Anoche soñé. Habrá sido por todo el vino.
Soñé que subía tus escaleras, ese extraño portero dormía la mona, como siempre, y no me veía pasar. Mis pasos no hacían ruido, como si estuviera descalzo.
Llamaba a tu puerta, me abría tu esposa, me reconocía y me sonreía. Qué rabia esa sonrisa: como si no supiera lo que había ocurrido, lo que tú me habías hecho.
Soñé que empuñaba el cuchillo, el reglamentario. Y quitaba de en medio a tu mujer, con un único ademán, sin placer pero sin remordimiento. Después iba por ti, a tu alcoba, con el cuchillo ensangrentado que dejaba un rastro de gotas en el suelo. Y tú me mirabas, y reías sin miedo. Me decías que la vida es así, que el que puede, agarra. Lo decías siempre.

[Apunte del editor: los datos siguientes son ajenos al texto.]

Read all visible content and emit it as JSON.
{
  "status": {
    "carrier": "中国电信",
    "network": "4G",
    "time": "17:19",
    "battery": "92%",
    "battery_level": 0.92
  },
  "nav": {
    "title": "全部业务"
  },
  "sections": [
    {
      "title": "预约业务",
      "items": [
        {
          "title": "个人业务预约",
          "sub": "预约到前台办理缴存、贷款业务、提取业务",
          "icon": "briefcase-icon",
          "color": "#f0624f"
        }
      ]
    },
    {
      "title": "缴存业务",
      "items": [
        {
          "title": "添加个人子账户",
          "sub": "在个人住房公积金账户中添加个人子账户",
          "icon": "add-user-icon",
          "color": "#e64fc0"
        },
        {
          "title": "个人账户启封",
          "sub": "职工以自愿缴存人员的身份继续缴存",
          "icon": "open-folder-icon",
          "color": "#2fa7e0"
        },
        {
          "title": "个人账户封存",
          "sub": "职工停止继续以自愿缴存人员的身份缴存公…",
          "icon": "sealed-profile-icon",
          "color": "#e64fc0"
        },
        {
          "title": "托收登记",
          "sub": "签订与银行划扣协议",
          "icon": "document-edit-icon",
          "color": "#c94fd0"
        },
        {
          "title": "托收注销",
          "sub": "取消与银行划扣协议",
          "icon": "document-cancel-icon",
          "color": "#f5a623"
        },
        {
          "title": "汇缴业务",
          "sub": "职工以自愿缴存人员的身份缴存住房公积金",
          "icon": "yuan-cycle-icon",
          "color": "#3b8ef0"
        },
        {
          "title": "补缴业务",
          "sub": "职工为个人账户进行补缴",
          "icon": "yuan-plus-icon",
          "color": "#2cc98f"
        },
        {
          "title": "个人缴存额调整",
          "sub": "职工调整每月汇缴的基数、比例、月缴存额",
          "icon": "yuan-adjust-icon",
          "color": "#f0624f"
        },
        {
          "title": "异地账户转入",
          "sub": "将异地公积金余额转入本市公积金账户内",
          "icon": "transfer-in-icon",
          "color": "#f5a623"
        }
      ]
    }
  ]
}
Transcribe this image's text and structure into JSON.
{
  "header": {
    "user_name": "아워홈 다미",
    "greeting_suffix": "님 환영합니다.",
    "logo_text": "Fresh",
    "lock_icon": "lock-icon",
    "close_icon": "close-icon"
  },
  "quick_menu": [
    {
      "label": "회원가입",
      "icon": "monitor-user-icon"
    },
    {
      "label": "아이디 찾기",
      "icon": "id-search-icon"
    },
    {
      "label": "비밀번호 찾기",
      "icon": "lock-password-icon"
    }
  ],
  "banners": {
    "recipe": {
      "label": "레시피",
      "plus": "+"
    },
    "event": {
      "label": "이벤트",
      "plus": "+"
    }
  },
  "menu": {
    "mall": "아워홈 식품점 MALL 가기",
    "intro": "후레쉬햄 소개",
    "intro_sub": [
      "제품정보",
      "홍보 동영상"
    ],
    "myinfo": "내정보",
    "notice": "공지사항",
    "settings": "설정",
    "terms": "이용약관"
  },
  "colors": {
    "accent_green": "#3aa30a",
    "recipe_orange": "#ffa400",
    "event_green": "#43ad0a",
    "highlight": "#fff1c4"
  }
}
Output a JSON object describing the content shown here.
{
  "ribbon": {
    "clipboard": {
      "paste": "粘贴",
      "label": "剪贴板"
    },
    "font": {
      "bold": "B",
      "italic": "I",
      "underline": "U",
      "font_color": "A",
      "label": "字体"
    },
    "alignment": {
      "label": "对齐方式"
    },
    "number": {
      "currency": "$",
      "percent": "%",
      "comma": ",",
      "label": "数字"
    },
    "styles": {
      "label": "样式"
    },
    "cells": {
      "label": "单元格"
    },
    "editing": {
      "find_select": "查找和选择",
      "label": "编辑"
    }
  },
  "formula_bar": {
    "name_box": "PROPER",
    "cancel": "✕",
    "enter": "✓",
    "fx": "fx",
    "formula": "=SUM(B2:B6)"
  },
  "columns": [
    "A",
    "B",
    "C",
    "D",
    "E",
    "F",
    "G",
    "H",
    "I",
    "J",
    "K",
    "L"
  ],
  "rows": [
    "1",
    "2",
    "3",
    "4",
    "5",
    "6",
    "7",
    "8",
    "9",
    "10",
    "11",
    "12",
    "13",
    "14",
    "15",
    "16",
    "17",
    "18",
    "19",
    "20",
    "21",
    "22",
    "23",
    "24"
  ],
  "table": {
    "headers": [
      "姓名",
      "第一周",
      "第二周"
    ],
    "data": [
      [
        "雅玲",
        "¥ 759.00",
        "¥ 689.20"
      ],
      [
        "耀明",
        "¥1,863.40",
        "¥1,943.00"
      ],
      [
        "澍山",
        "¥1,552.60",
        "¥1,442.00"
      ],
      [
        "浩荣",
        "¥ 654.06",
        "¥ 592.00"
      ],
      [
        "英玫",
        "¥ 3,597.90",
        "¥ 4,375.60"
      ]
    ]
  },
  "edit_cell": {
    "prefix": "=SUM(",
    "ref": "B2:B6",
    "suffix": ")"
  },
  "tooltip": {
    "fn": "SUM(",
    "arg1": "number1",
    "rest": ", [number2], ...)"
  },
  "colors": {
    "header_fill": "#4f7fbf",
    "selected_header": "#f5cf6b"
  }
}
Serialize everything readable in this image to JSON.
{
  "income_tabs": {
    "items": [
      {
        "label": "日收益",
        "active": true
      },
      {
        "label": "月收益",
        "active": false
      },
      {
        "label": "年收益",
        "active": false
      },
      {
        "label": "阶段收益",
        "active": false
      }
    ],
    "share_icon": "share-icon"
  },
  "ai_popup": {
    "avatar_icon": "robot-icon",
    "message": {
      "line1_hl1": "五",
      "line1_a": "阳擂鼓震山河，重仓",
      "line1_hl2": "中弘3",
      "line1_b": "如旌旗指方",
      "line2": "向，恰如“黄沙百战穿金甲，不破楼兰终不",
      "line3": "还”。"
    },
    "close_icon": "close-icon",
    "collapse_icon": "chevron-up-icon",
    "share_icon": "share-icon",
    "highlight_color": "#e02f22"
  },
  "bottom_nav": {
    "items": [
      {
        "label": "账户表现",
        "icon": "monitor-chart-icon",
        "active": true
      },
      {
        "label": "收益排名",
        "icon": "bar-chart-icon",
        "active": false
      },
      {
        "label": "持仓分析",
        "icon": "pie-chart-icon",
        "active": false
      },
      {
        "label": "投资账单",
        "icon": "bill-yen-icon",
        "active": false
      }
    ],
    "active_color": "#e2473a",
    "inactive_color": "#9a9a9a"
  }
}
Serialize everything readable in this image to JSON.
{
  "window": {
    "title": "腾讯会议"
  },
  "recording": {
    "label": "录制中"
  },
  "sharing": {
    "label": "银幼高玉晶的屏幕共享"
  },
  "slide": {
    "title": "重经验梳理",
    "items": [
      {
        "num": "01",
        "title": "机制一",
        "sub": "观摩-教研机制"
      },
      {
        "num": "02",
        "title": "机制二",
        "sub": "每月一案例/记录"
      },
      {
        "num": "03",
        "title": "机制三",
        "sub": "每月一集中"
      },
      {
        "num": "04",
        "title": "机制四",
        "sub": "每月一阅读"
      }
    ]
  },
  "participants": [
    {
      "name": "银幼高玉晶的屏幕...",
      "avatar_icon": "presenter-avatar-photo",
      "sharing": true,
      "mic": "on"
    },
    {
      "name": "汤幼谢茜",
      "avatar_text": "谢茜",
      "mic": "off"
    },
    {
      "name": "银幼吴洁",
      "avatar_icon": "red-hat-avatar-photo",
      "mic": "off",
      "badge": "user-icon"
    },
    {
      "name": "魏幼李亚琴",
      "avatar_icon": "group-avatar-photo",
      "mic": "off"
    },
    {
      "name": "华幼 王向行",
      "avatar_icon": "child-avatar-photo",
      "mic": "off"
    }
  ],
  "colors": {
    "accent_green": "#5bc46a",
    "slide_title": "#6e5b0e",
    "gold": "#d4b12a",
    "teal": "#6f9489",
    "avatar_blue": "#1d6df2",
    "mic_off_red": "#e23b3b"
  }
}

Y te clavé el cuchillo. Una, diez, cien veces te lo clavé. Y las cuchilladas eran flechas, como las del cuerpo de san Sebastián, ¿te acuerdas? La de veces que nos preguntamos por qué habían elegido a san Sebastián.
Al final tú estabas muerto, pero seguías riendo. Me desperté y en mis manos no había sangre.
Dios, qué sueño más hermoso. Habrá sido el vino.